8. Mark plays a central role in letting us get to know Paul Planner. He also writes a letter that lets Adrienne know what had happened. Why did the author choose to use the epistolary method for describing these things? Is the letter more effective than a conversation? Why or why not? What is the relationship between Mark and Paul like in the final moments of Paul's death? How do you think Mark views Paul now? Is this typical of father/son relationships?
9. The inn is described in the opening paragraph of the novel. Why did the author start the novel with a description of an inn? How does the inn play a role in all that happens?
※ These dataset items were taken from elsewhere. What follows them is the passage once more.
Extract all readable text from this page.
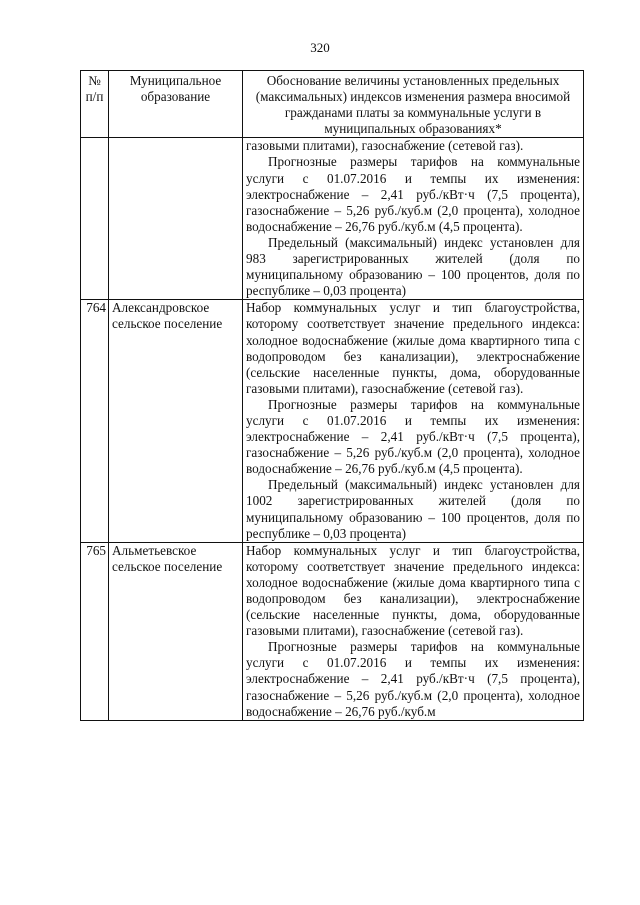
320
№ п/п	Муниципальное образование	Обоснование величины установленных предельных (максимальных) индексов изменения размера вносимой гражданами платы за коммунальные услуги в муниципальных образованиях*

		газовыми плитами), газоснабжение (сетевой газ).
Прогнозные размеры тарифов на коммунальные услуги с 01.07.2016 и темпы их изменения: электроснабжение – 2,41 руб./кВт·ч (7,5 процента), газоснабжение – 5,26 руб./куб.м (2,0 процента), холодное водоснабжение – 26,76 руб./куб.м (4,5 процента).
Предельный (максимальный) индекс установлен для 983 зарегистрированных жителей (доля по муниципальному образованию – 100 процентов, доля по республике – 0,03 процента)

764	Александровское сельское поселение	Набор коммунальных услуг и тип благоустройства, которому соответствует значение предельного индекса: холодное водоснабжение (жилые дома квартирного типа с водопроводом без канализации), электроснабжение (сельские населенные пункты, дома, оборудованные газовыми плитами), газоснабжение (сетевой газ).
Прогнозные размеры тарифов на коммунальные услуги с 01.07.2016 и темпы их изменения: электроснабжение – 2,41 руб./кВт·ч (7,5 процента), газоснабжение – 5,26 руб./куб.м (2,0 процента), холодное водоснабжение – 26,76 руб./куб.м (4,5 процента).
Предельный (максимальный) индекс установлен для 1002 зарегистрированных жителей (доля по муниципальному образованию – 100 процентов, доля по республике – 0,03 процента)

765	Альметьевское сельское поселение	Набор коммунальных услуг и тип благоустройства, которому соответствует значение предельного индекса: холодное водоснабжение (жилые дома квартирного типа с водопроводом без канализации), электроснабжение (сельские населенные пункты, дома, оборудованные газовыми плитами), газоснабжение (сетевой газ).
Прогнозные размеры тарифов на коммунальные услуги с 01.07.2016 и темпы их изменения: электроснабжение – 2,41 руб./кВт·ч (7,5 процента), газоснабжение – 5,26 руб./куб.м (2,0 процента), холодное водоснабжение – 26,76 руб./куб.м
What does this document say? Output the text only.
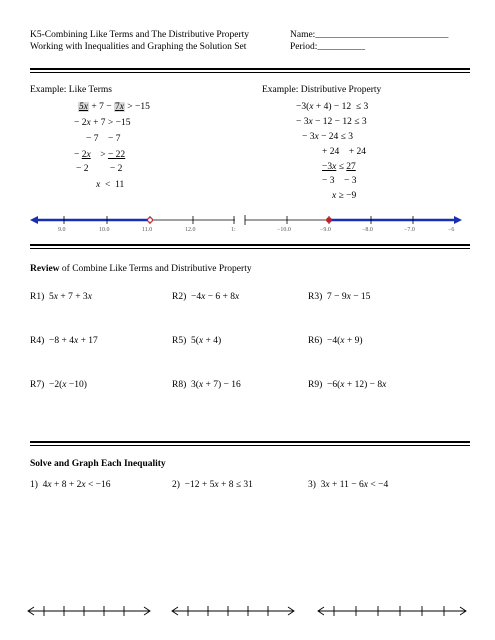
K5-Combining Like Terms and The Distributive Property
Working with Inequalities and Graphing the Solution Set
Name:____________________________
Period:__________
Example: Like Terms	Example: Distributive Property
5x + 7 − 7x > −15
− 2x + 7 > −15
− 7    − 7
− 2x    > − 22
− 2         − 2
x  <  11
−3(x + 4) − 12  ≤ 3
− 3x − 12 − 12 ≤ 3
− 3x − 24 ≤ 3
+ 24    + 24
−3x ≤ 27
− 3    − 3
x ≥ −9
9.0	10.0	11.0	12.0	1:	−10.0	−9.0	−8.0	−7.0	−6
Review of Combine Like Terms and Distributive Property
R1)  5x + 7 + 3x	R2)  −4x − 6 + 8x	R3)  7 − 9x − 15
R4)  −8 + 4x + 17	R5)  5(x + 4)	R6)  −4(x + 9)
R7)  −2(x −10)	R8)  3(x + 7) − 16	R9)  −6(x + 12) − 8x
Solve and Graph Each Inequality
1)  4x + 8 + 2x < −16	2)  −12 + 5x + 8 ≤ 31	3)  3x + 11 − 6x < −4
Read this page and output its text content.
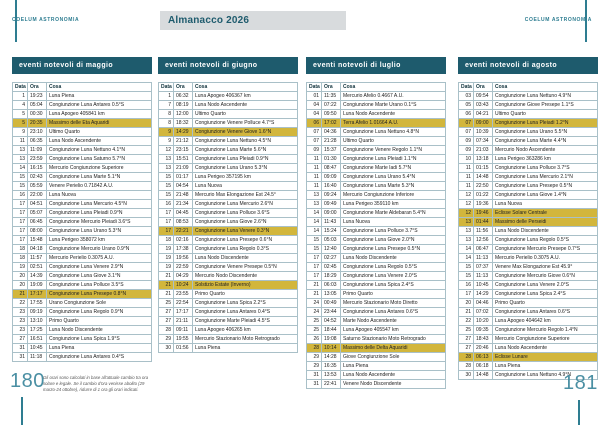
COELUM ASTRONOMIA	Almanacco 2026	COELUM ASTRONOMIA
eventi notevoli di maggio
Data	Ora	Cosa
1	19:23	Luna Piena
4	05:04	Congiunzione Luna Antares 0.5°S
5	00:30	Luna Apogeo 405841 km
5	20:35	Massimo delle Eta Aquaridi
9	23:10	Ultimo Quarto
11	06:35	Luna Nodo Ascendente
13	11:09	Congiunzione Luna Nettuno 4.1°N
13	23:59	Congiunzione Luna Saturno 5.7°N
14	16:15	Mercurio Congiunzione Superiore
15	02:43	Congiunzione Luna Marte 5.1°N
15	05:59	Venere Perielio 0.71842 A.U.
16	22:00	Luna Nuova
17	04:51	Congiunzione Luna Mercurio 4.5°N
17	05:07	Congiunzione Luna Pleiadi 0.9°N
17	06:45	Congiunzione Mercurio Pleiadi 3.6°S
17	08:00	Congiunzione Luna Urano 5.3°N
17	15:48	Luna Perigeo 358072 km
18	04:18	Congiunzione Mercurio Urano 0.9°N
18	11:57	Mercurio Perielio 0.3075 A.U.
19	02:51	Congiunzione Luna Venere 2.9°N
20	14:39	Congiunzione Luna Giove 3.1°N
20	19:09	Congiunzione Luna Polluce 3.5°S
21	17:17	Congiunzione Luna Presepe 0.8°N
22	17:55	Urano Congiunzione Sole
23	09:19	Congiunzione Luna Regolo 0.9°N
23	13:10	Primo Quarto
23	17:25	Luna Nodo Discendente
27	16:51	Congiunzione Luna Spica 1.9°S
31	10:45	Luna Piena
31	11:18	Congiunzione Luna Antares 0.4°S
eventi notevoli di giugno
Data	Ora	Cosa
1	06:32	Luna Apogeo 406367 km
7	08:19	Luna Nodo Ascendente
8	12:00	Ultimo Quarto
8	18:32	Congiunzione Venere Polluce 4.7°S
9	14:29	Congiunzione Venere Giove 1.6°N
9	21:12	Congiunzione Luna Nettuno 4.5°N
12	23:15	Congiunzione Luna Marte 5.6°N
13	15:51	Congiunzione Luna Pleiadi 0.9°N
13	21:09	Congiunzione Luna Urano 5.3°N
15	01:17	Luna Perigeo 357195 km
15	04:54	Luna Nuova
15	21:48	Mercurio Max Elongazione Est 24.5°
16	21:34	Congiunzione Luna Mercurio 2.6°N
17	04:45	Congiunzione Luna Polluce 3.6°S
17	08:53	Congiunzione Luna Giove 2.6°N
17	22:21	Congiunzione Luna Venere 0.3°N
18	02:16	Congiunzione Luna Presepe 0.6°N
19	17:38	Congiunzione Luna Regolo 0.3°S
19	19:56	Luna Nodo Discendente
19	22:59	Congiunzione Venere Presepe 0.5°N
21	04:29	Mercurio Nodo Discendente
21	10:24	Solstizio Estate (Inverno)
21	23:55	Primo Quarto
25	22:54	Congiunzione Luna Spica 2.2°S
27	17:17	Congiunzione Luna Antares 0.4°S
27	21:11	Congiunzione Marte Pleiadi 4.5°S
28	09:11	Luna Apogeo 406265 km
29	19:55	Mercurio Stazionario Moto Retrogrado
30	01:56	Luna Piena
eventi notevoli di luglio
Data	Ora	Cosa
01	11:35	Mercurio Afelio 0.4667 A.U.
04	07:22	Congiunzione Marte Urano 0.1°S
04	09:50	Luna Nodo Ascendente
06	17:02	Terra Afelio 1.01664 A.U.
07	04:36	Congiunzione Luna Nettuno 4.8°N
07	21:28	Ultimo Quarto
09	15:37	Congiunzione Venere Regolo 1.1°N
11	01:30	Congiunzione Luna Pleiadi 1.1°N
11	08:47	Congiunzione Marte Iadi 5.7°N
11	09:09	Congiunzione Luna Urano 5.4°N
11	16:40	Congiunzione Luna Marte 5.3°N
13	09:24	Mercurio Congiunzione Inferiore
13	09:49	Luna Perigeo 359110 km
14	09:00	Congiunzione Marte Aldebaran 5.4°N
14	11:43	Luna Nuova
14	15:24	Congiunzione Luna Polluce 3.7°S
15	05:03	Congiunzione Luna Giove 2.0°N
15	12:40	Congiunzione Luna Presepe 0.5°N
17	02:27	Luna Nodo Discendente
17	02:45	Congiunzione Luna Regolo 0.5°S
17	18:29	Congiunzione Luna Venere 2.0°S
21	06:03	Congiunzione Luna Spica 2.4°S
21	13:05	Primo Quarto
24	00:49	Mercurio Stazionario Moto Diretto
24	23:44	Congiunzione Luna Antares 0.6°S
25	04:52	Marte Nodo Ascendente
25	18:44	Luna Apogeo 405547 km
26	19:08	Saturno Stazionario Moto Retrogrado
28	10:14	Massimo delle Delta Aquaridi
29	14:28	Giove Congiunzione Sole
29	16:35	Luna Piena
31	13:53	Luna Nodo Ascendente
31	22:41	Venere Nodo Discendente
eventi notevoli di agosto
Data	Ora	Cosa
03	09:54	Congiunzione Luna Nettuno 4.9°N
05	03:43	Congiunzione Giove Presepe 1.1°S
06	04:21	Ultimo Quarto
07	09:00	Congiunzione Luna Pleiadi 1.2°N
07	10:39	Congiunzione Luna Urano 5.5°N
09	07:34	Congiunzione Luna Marte 4.4°N
09	21:03	Mercurio Nodo Ascendente
10	13:18	Luna Perigeo 363286 km
11	01:15	Congiunzione Luna Polluce 3.7°S
11	14:48	Congiunzione Luna Mercurio 2.1°N
11	22:50	Congiunzione Luna Presepe 0.5°N
12	01:22	Congiunzione Luna Giove 1.4°N
12	19:36	Luna Nuova
12	19:46	Eclisse Solare Centrale
13	01:44	Massimo delle Perseidi
13	11:56	Luna Nodo Discendente
13	12:56	Congiunzione Luna Regolo 0.5°S
14	06:47	Congiunzione Mercurio Presepe 0.7°S
14	11:13	Mercurio Perielio 0.3075 A.U.
15	07:37	Venere Max Elongazione Est 45.9°
15	11:13	Congiunzione Mercurio Giove 0.6°N
16	10:45	Congiunzione Luna Venere 2.0°S
17	14:29	Congiunzione Luna Spica 2.4°S
20	04:46	Primo Quarto
21	07:02	Congiunzione Luna Antares 0.6°S
22	10:20	Luna Apogeo 404642 km
25	09:35	Congiunzione Mercurio Regolo 1.4°N
27	18:43	Mercurio Congiunzione Superiore
27	20:46	Luna Nodo Ascendente
28	06:13	Eclisse Lunare
28	06:18	Luna Piena
30	14:48	Congiunzione Luna Nettuno 4.9°N
180
Gli orari sono calcolati in base all'attuale cambio tra ora solare e legale. Se il cambio d'ora venisse abolito (29 marzo-24 ottobre), ridurre di 1 ora gli orari indicati.	181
(Questions issued by publisher.)
Summer Blowout
Claire Cook, 2008
Hyperion
256 pp.
ISBN-13: 9781401340957
Summary
A good makeup artist never panics. Bella Shaughnessy knows this. She’s the resident makeup maven in a family of Boston Irish hair salon owners; she has an artful solution to almost every problem. But Bella feels bruised beyond the reach of even the best concealer when her half-sister runs off with her husband. What could she come up with to cover a hurt like that?
Plenty, it turns out. She conceives an invigorating new business idea, and soon meets a cute entrepreneur who can help out. Despite their bickering, they can’t seem to stay away from success—or from each other. (From the publisher.)
Author Bio
• Birth—February 14, 1955
• Where—Alexandria, Virginia, USA
• Education—B.A., Syracuse University
• Currently—Scituate, Massachusetts
Raised on Nancy Drew mysteries, Claire Cook has wanted to write ever since she was a little girl. She majored in theater and creative writing at Syracuse University and immersed herself in a number of artistic endeavors (copywriter, radio continuity director, garden designer, and dance and aerobics choreographer), yet somehow her dreams got pushed to the side for more real-life matters—like marriage, motherhood, and a teaching career. Decades passed, then one day she found herself parked in her minivan at 5 AM, waiting for her daughter to finish swim practice. She was struck with a now-or-never impulse and began writing on the spot. By the end of the season, she had a first draft. Her first novel, Ready to Fall, was published in 2000, when Cook was 45.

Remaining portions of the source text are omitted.